Da Convenção vale o art. 10, o art. 11 deveria ser lembrado a Polícia Federal, e o MPF deveria se lembrar do art. 24.
O cômico é que o Brasil é signatário da Convenção desde 1992 e desde 1998 se submete aos julgamentos da Corte Interamericana.
Tenho uma opinião bem clara, excesso de tibieza da OAB Nacional que já deveria estar abrindo representações na CIDH-OEA contra o Estado Brasileiro, além de ação de inconstitucionalidade contra o uso de tal aparato de grampo contagioso de linhas telefônicas.
Se o STF batesse o martelo pela legalidade, a CIDH-OEA por certo poderá ter outra posição.
Senhores juristas, onde estão os senhores?
"O Guardião é um software com funções automáticas como a de monitorar qualquer outra linha que se conecte com o telefone inicialmente visado. Feita a conexão, a segunda linha passa a ser interceptada"
É realmente intolerável este tipo de coisa, à margem da justiça! Pode-se ligar um número monitorado por engano, e por conta disso sua vida será vasculhada?!! Lembremos ainda que, qualquer "Zé Mané" minimamente instruído poderá, através de uma caixa de ramais, "forjar" uma ligação para um número monitorado, para justificar vasculhar-se a vida alheia.
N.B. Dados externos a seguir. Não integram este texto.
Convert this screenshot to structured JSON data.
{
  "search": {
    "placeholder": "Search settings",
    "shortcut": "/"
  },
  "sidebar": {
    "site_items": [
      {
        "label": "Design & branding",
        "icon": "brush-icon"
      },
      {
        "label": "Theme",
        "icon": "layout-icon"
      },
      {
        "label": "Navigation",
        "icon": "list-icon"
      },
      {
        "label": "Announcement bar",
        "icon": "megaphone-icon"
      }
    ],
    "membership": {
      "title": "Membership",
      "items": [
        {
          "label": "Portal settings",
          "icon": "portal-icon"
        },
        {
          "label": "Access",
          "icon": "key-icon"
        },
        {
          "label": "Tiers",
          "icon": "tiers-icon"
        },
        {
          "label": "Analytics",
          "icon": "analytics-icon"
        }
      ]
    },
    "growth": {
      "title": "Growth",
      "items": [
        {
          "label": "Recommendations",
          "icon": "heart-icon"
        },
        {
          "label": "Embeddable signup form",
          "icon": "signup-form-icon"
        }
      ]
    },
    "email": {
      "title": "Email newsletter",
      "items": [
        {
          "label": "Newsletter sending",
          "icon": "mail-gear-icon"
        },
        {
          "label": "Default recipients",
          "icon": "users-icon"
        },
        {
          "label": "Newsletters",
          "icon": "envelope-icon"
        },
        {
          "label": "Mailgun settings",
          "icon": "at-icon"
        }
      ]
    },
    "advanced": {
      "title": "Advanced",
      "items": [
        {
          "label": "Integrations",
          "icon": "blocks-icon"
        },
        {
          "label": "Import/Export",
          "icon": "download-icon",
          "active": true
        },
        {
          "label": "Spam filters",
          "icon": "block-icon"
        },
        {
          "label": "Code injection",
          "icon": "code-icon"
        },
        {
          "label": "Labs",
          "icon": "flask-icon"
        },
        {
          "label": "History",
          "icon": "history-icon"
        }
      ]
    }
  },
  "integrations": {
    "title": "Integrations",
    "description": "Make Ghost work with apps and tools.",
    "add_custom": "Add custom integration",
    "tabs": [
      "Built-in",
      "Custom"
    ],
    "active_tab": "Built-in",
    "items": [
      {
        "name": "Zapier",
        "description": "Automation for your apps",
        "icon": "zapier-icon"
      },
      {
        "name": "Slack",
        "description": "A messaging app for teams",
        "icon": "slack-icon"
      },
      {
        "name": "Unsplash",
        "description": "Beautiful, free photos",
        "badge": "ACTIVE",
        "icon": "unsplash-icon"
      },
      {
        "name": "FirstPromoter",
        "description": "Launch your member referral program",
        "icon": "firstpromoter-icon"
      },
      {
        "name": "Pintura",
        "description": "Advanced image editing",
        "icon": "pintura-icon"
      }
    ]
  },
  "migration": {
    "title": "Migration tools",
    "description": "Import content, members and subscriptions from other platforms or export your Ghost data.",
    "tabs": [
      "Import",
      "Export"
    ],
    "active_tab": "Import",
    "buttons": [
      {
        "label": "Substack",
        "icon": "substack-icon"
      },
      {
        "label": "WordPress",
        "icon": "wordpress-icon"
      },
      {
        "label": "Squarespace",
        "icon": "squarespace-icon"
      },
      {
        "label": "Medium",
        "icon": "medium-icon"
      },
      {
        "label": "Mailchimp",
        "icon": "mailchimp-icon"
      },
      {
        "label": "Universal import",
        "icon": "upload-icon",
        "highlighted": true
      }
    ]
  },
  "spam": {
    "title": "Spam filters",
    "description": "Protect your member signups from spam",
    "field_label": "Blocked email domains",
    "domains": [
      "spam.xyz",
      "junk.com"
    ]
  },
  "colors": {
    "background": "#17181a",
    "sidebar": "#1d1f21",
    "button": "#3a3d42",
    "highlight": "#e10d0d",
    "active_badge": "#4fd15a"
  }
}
Eficiência à parte, o que assistimos atualmente nos telejornais são, em sua esmagadora maioria, diálogos fora de contexto, incompreensíveis e que, depois, vem a explicação do apresentador, de que a polícia diz que tal palavra é código que significa isto ou aquilo.
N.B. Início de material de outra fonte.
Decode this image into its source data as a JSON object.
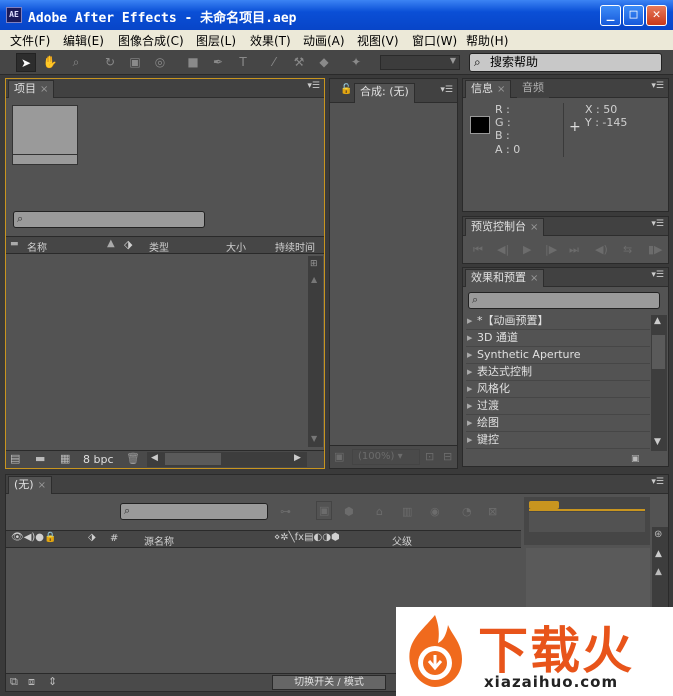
{
  "window": {
    "title": "Adobe After Effects - 未命名项目.aep",
    "app_icon": "AE",
    "min": "_",
    "max": "□",
    "close": "✕"
  },
  "menu": [
    "文件(F)",
    "编辑(E)",
    "图像合成(C)",
    "图层(L)",
    "效果(T)",
    "动画(A)",
    "视图(V)",
    "窗口(W)",
    "帮助(H)"
  ],
  "search_help": {
    "placeholder": "搜索帮助"
  },
  "project": {
    "tab": "项目",
    "columns": [
      "名称",
      "类型",
      "大小",
      "持续时间"
    ],
    "bpc": "8 bpc"
  },
  "comp": {
    "tab": "合成: (无)",
    "zoom": "(100%)"
  },
  "info": {
    "tabs": [
      "信息",
      "音频"
    ],
    "r": "R :",
    "g": "G :",
    "b": "B :",
    "a": "A : 0",
    "x": "X : 50",
    "y": "Y : -145"
  },
  "preview": {
    "tab": "预览控制台"
  },
  "effects": {
    "tab": "效果和预置",
    "items": [
      "*【动画预置】",
      "3D 通道",
      "Synthetic Aperture",
      "表达式控制",
      "风格化",
      "过渡",
      "绘图",
      "键控"
    ]
  },
  "timeline": {
    "tab": "(无)",
    "layer_name_col": "源名称",
    "parent_col": "父级",
    "number_col": "#",
    "toggle_btn": "切换开关 / 模式"
  },
  "watermark": {
    "brand": "下载火",
    "url": "xiazaihuo.com"
  },
  "colors": {
    "panel": "#535353",
    "accent": "#c8951f",
    "title": "#0a4fd6"
  }
}
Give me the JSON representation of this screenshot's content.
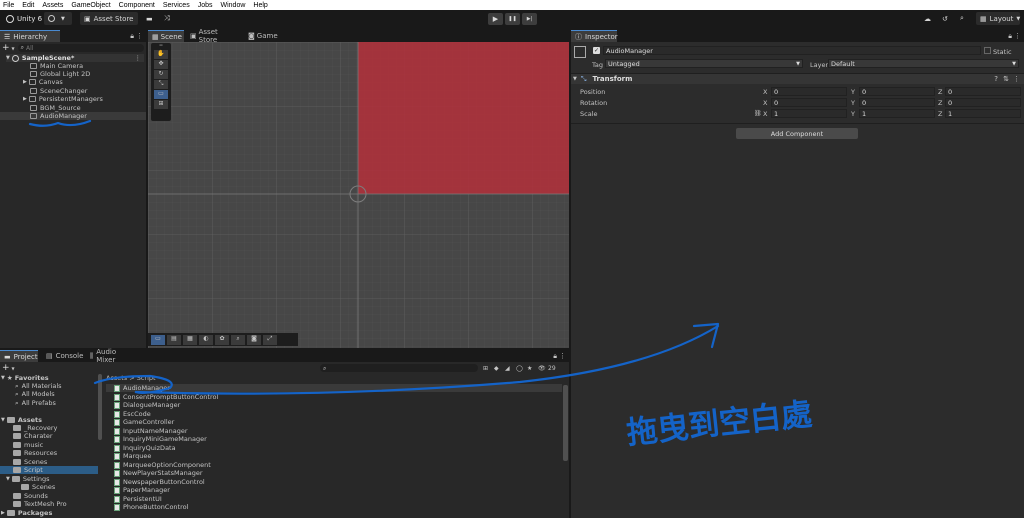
{
  "menubar": [
    "File",
    "Edit",
    "Assets",
    "GameObject",
    "Component",
    "Services",
    "Jobs",
    "Window",
    "Help"
  ],
  "toolbar": {
    "app": "Unity 6",
    "account_icon": "account-icon",
    "asset_store": "Asset Store",
    "layout": "Layout",
    "play": "▶",
    "pause": "❚❚",
    "step": "▶|"
  },
  "hierarchy": {
    "tab": "Hierarchy",
    "search_placeholder": "All",
    "scene": "SampleScene*",
    "items": [
      "Main Camera",
      "Global Light 2D",
      "Canvas",
      "SceneChanger",
      "PersistentManagers",
      "BGM_Source",
      "AudioManager"
    ]
  },
  "scene": {
    "tabs": [
      "Scene",
      "Asset Store",
      "Game"
    ]
  },
  "inspector": {
    "tab": "Inspector",
    "object_name": "AudioManager",
    "static_label": "Static",
    "tag_label": "Tag",
    "tag_value": "Untagged",
    "layer_label": "Layer",
    "layer_value": "Default",
    "component": "Transform",
    "rows": [
      {
        "label": "Position",
        "x": "0",
        "y": "0",
        "z": "0"
      },
      {
        "label": "Rotation",
        "x": "0",
        "y": "0",
        "z": "0"
      },
      {
        "label": "Scale",
        "x": "1",
        "y": "1",
        "z": "1"
      }
    ],
    "add_component": "Add Component"
  },
  "project": {
    "tabs": [
      "Project",
      "Console",
      "Audio Mixer"
    ],
    "favorites_label": "Favorites",
    "favorites": [
      "All Materials",
      "All Models",
      "All Prefabs"
    ],
    "assets_label": "Assets",
    "folders": [
      "_Recovery",
      "Charater",
      "music",
      "Resources",
      "Scenes",
      "Script",
      "Settings",
      "Scenes",
      "Sounds",
      "TextMesh Pro"
    ],
    "packages_label": "Packages",
    "breadcrumb": "Assets > Script",
    "count": "29",
    "files": [
      "AudioManager",
      "ConsentPromptButtonControl",
      "DialogueManager",
      "EscCode",
      "GameController",
      "InputNameManager",
      "InquiryMiniGameManager",
      "InquiryQuizData",
      "Marquee",
      "MarqueeOptionComponent",
      "NewPlayerStatsManager",
      "NewspaperButtonControl",
      "PaperManager",
      "PersistentUI",
      "PhoneButtonControl"
    ]
  },
  "annotation": {
    "handwritten_text": "拖曳到空白處",
    "color": "#1463c8"
  }
}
Acho que estamos vivendo uma era de terrorismo policial, marginal, injustificável. As autoridades devem explicações a nós.
Pessoas de bem não precisam de privacidade !!!!!
Os fins justificam os meios !!!!
Corregedorias, onde estão vocês ??????
Tibieza excessiva da OAB, a única coisa que parece justificar a nenhuma contra reação contra este absurdo. Por que não um Mandado de Segurança Coletivo proibindo o uso do tal "guardião" no modo que acontece? Por que não recurso à CIDH-OEA se o STF incorresse em negar tal medida, visto que grampear uma linha sem autorização judicial entre outras coisas é uma pressuposição de culpa incompatível com tratados internacionais que o Brasil assinou.
Tibieza da OAB? Algo me faz crer que sim.
Não há ilegalidade alguma em usar o "Guardião", desde que precedido de ordem judicial. Qualquer outro comentário, diga-se, contra o uso, é mero desconhecimento jurídico sobre o tema.
Já que ninguém mais fala em telefone, o Guardião somente vai servir para localizar os associados compulsórios da congregação de são cornélio.